Before he went missing in early May 2006, Williams told friends he was suspicious of his financial advisor and the investments that he had made.
By the time the body was discovered, Morrow was long gone. He traveled to Montana and took a job at a used car dealership. He told co-workers a boating accident killed his wife and he could no longer stand the sight of the water, so he moved away from California. A curious co-worker looked up the story online and stumbled upon the truth. Morrow was arrested and brought back to California, where he was found guilty and sentenced to life in prison.
Winning the lottery isn’t always a lucky break, a lesson learned after a Florida lottery winner wound up dead under a concrete slab in 2010. Abraham Shakespeare’s troubles began when he had a friend purchase a lottery ticket in November 2006 which turned out to be worth $30 million. Shakespeare took a $17 million lump sum payout and set out to enjoy life.
Yet Shakespeare complained he was constantly warding off appeals for money. In October 2008, Dorice “Dee-Dee” Moore arranged to meet with Shakespeare on the pretext of writing a book. But eventually Moore—an advisor with American Family Securities—took control of Shakespeare’s money and started a business with him.
During the early months of 2009, Moore withdrew $1 million from Shakespeare’s accounts and bought herself luxury cars and a vacation trip. Eventually, Shakespeare disappeared from sight; with friends claiming they had last seen him in April 2009. But for months, Moore convinced people that Shakespeare was hiding, sick of being asked for money and assistance, authorities claim. She allegedly paid a relative $5,000 to deliver a birthday card to Shakespeare’s mother and pretend it was from the lotto winner.
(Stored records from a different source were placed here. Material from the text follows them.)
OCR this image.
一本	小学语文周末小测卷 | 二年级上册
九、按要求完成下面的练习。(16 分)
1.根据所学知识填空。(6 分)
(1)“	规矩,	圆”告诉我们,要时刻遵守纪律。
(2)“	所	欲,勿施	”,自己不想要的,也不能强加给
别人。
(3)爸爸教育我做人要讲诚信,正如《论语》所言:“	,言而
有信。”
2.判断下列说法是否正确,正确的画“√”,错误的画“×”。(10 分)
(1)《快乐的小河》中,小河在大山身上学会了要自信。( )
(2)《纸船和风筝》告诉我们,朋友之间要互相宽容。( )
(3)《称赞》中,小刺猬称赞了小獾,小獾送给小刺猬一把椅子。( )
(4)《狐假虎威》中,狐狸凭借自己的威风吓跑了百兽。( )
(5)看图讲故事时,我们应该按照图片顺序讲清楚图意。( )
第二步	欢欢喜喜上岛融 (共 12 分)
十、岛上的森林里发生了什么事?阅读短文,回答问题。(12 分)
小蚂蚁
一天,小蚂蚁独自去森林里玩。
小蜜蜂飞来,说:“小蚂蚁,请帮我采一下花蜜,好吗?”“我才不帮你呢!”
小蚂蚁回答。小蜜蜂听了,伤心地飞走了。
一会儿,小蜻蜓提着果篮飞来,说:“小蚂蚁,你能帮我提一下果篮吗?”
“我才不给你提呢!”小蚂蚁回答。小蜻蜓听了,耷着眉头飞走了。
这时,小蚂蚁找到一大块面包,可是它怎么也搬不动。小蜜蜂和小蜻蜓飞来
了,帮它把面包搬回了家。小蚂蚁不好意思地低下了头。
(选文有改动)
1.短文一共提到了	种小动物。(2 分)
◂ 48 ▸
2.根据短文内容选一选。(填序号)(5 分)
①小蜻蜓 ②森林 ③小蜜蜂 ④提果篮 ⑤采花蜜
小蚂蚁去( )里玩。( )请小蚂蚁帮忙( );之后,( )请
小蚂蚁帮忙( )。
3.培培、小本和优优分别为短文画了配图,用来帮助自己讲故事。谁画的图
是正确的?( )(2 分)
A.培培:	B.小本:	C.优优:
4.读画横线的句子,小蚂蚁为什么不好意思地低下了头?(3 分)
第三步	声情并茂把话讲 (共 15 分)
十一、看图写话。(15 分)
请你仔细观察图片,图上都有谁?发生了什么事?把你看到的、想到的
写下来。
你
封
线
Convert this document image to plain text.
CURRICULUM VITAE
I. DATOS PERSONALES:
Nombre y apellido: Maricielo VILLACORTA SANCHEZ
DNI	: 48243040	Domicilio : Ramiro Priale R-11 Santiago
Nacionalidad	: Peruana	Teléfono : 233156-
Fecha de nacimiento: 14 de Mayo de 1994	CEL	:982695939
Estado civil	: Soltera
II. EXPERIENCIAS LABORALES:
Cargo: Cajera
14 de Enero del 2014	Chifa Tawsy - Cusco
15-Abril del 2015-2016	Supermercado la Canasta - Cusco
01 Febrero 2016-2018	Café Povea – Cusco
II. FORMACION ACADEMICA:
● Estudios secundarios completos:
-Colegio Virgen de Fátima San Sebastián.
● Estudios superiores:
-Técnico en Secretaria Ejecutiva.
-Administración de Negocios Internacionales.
Moore’s behavior raised suspicions and eventually Shakespeare’s family filed a missing persons report in November 2009. In January, police found Shakespeare’s body buried under a concrete slab in the backyard of Moore’s boyfriend’s house. Moore was arrested and charged with first-degree murder in February.
More than two years after his murder, a jury found Moore guilty of Shakespeare’s murder and sentenced to life in prison.
A Memphis, Tenn. community was shocked in October 2008 when a member of the local auto club and a vice president at the investment firm Cantor Fitzgerald was found dead in the backseat of her Chevrolet Avalanche.
At first, Tina Caronna’s husband of 15 years, Joe Caronna, claimed it was a carjacking gone wrong. But police didn’t buy that, as Tina’s body was found partially nude, her hands loosely bound together with duct tape. More telling was that the thousands of dollars worth of jewelry had been left behind—something a thief wouldn’t do.
Joe Caronna, who ran the financial firm Caronna Investments, eventually became the main suspect, especially after authorities discovered his massive financial house of cards. Under the guise of investing, Caronna allegedly swindled his clients, including Tina, their closest friends, and even a long-term mistress, out of millions, according to authorities.
Suspecting Caronna killed his wife to keep his fraud a secret, police attempted to arrest him, only to find him missing. After a 17-day manhunt, they arrested him in a Jackson, Tenn. hotel in March 2009.
A jury found Caronna guilty in November 2012 and he was automatically sentenced to life with possibility of parole. At the time of the trial, Caronna also had a civil case pending in Tennessee over his alleged insurance fraud, money laundering and other federal charges.